5

I use a python library that prints out a Unicode character to windows console. If I call a function on the library that prints out Unicode character, it will throw an exception 'charmap' codec can't encode characters.

So this is what I tried to solve that error: Call "chcp 65001" windows console command from python using os.system("chcp 65001") before calling the library function.

I know there are questions similar to this and that is why I tried the above solution. It successfully calls the command on the console and tells me that it activated the code page.

However, the exception showed up again.

If I try to run the program again without closing the previous console, the program executes successfully without any exception. Which means the above console command takes effect after the first try.

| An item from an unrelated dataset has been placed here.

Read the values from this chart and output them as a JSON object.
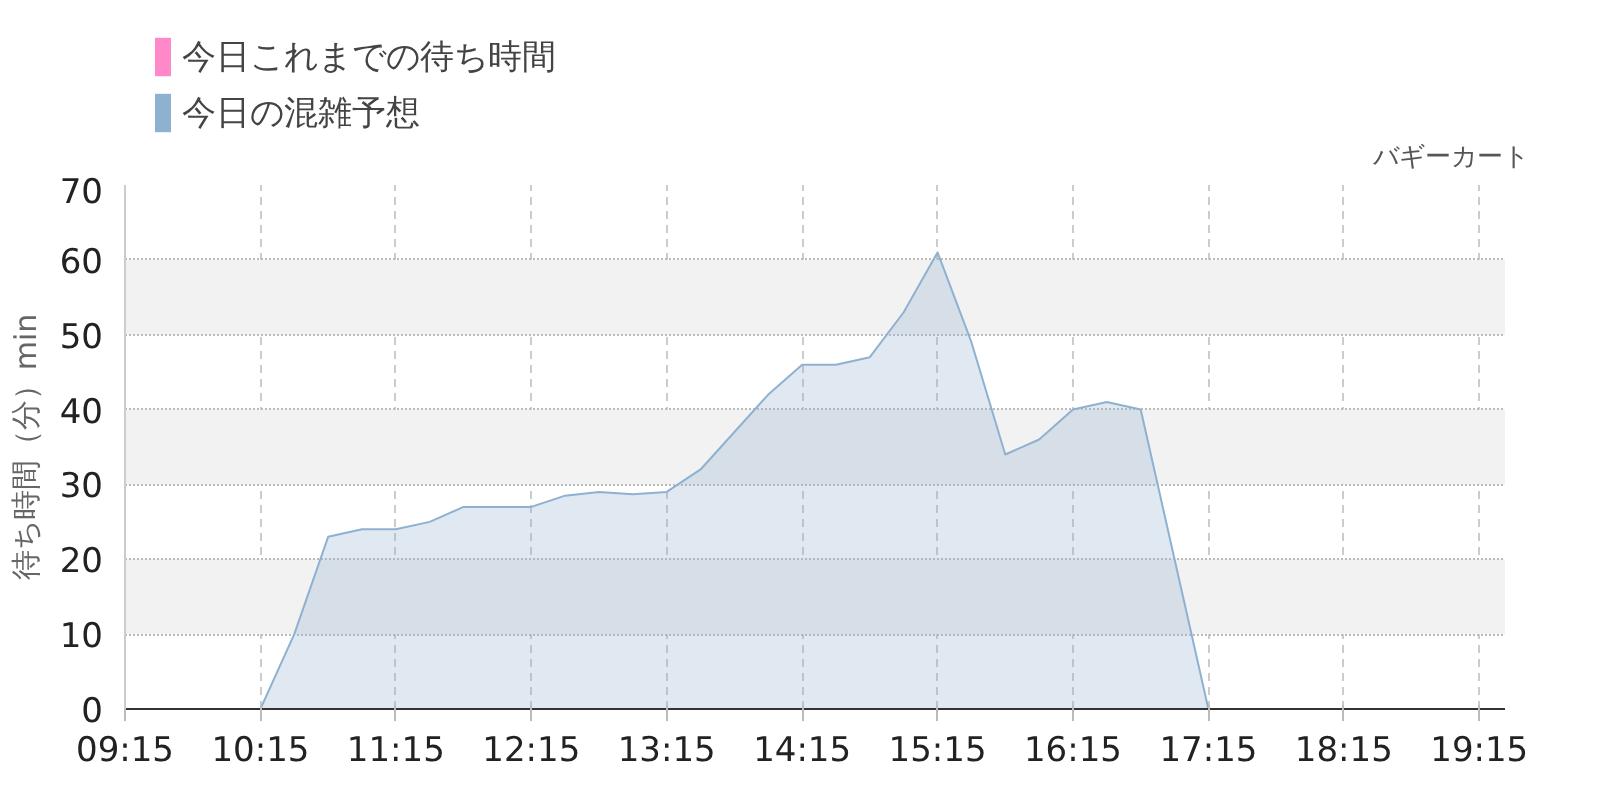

My question is: is there a way to launch windows console by pre-activating Unicode support so that I don't have to call the program twice.

ash
  • 2,902
  • 3
  • 19
  • 34
  • You can't solve this problem with `chcp`, use the solutions listed here: [Python, Unicode, and the Windows console](http://stackoverflow.com/questions/5419/python-unicode-and-the-windows-console) – roeland Mar 07 '17 at 03:45

2 Answers2

7

Add /k chcp 65001 to the shortcut launching the cmd window. Alternatively, use Python 3.6 which uses Windows Unicode APIs to write to the console and ignores the code page. You do still need font support for what you are printing, however.

Mark Tolonen
  • 166,664
  • 26
  • 169
  • 251
  • 1
    The alternative is to use the `win_unicode_console` module, not to use codepage 65001 -- at least not until Microsoft fixes the console (conhost.exe) to work properly with UTF-8. Even in Windows 10, only ASCII (0-127) can be read from the console when using codepage 65001, and in Windows 7 (fixed in 8+) all programs that rely on `WriteFile` returning the number of bytes written, instead of the number of decoded UTF-16 codes written (in the BMP, 1-3 UTF-8 bytes map to 1 UTF-16 code), end up making several writes, which leaves a stream of garbage after every write that has non-ASCII characters. – Eryk Sun Mar 06 '17 at 21:45
  • 2
    A common misconception in Windows users is calling the console a "cmd window". The cmd *shell* has nothing inherently to do with the console window. It can be run detached without a console. If it is attached to a console, then it's just a regular client process that's no different from python.exe, powershell.exe, doskey.exe, chcp.com, or mode.com (".COM" is a legacy extension; they're 64-bit PE binaries). – Eryk Sun Mar 06 '17 at 21:50
  • 1
    @Mark like you suggested, I used Python 3.6 and it worked like a charm. Thanks – ash Mar 07 '17 at 07:45
  • >"You do still need font support for what you are printing" How do I determine which font to use? Some of my emojis print out as the box replacement character. – JDOaktown Mar 15 '19 at 19:31
1

Next settings works on Windows 8.1:

==> set "PYTHONIOENCODING=UTF-8"

==> chcp 65001
Active code page: 65001

==> type "%APPDATA%\Python\Python35\site-packages\usercustomize.py"
import win_unicode_console
win_unicode_console.enable()

Test:

==> python
Python 3.5.1 (v3.5.1:37a07cee5969, Dec  6 2015, 01:54:25) [MSC v.1900 64 bit (AMD64)] on win
32
Type "help", "copyright", "credits" or "license" for more information.
>>> print (u'ěščřžýáíé ;ςερτυ яшертю ğüşi')
ěščřžýáíé ;ςερτυ яшертю ğüşi
>>>

Strings in test (senseless, just for demonstration):

  • ěščřžýáíé Latin, Central European
  • ;ςερτυ    Greek
  • яшертю    Cyrillic
  • ğüşi      Latin, Turkish
JosefZ
  • 28,460
  • 5
  • 44
  • 83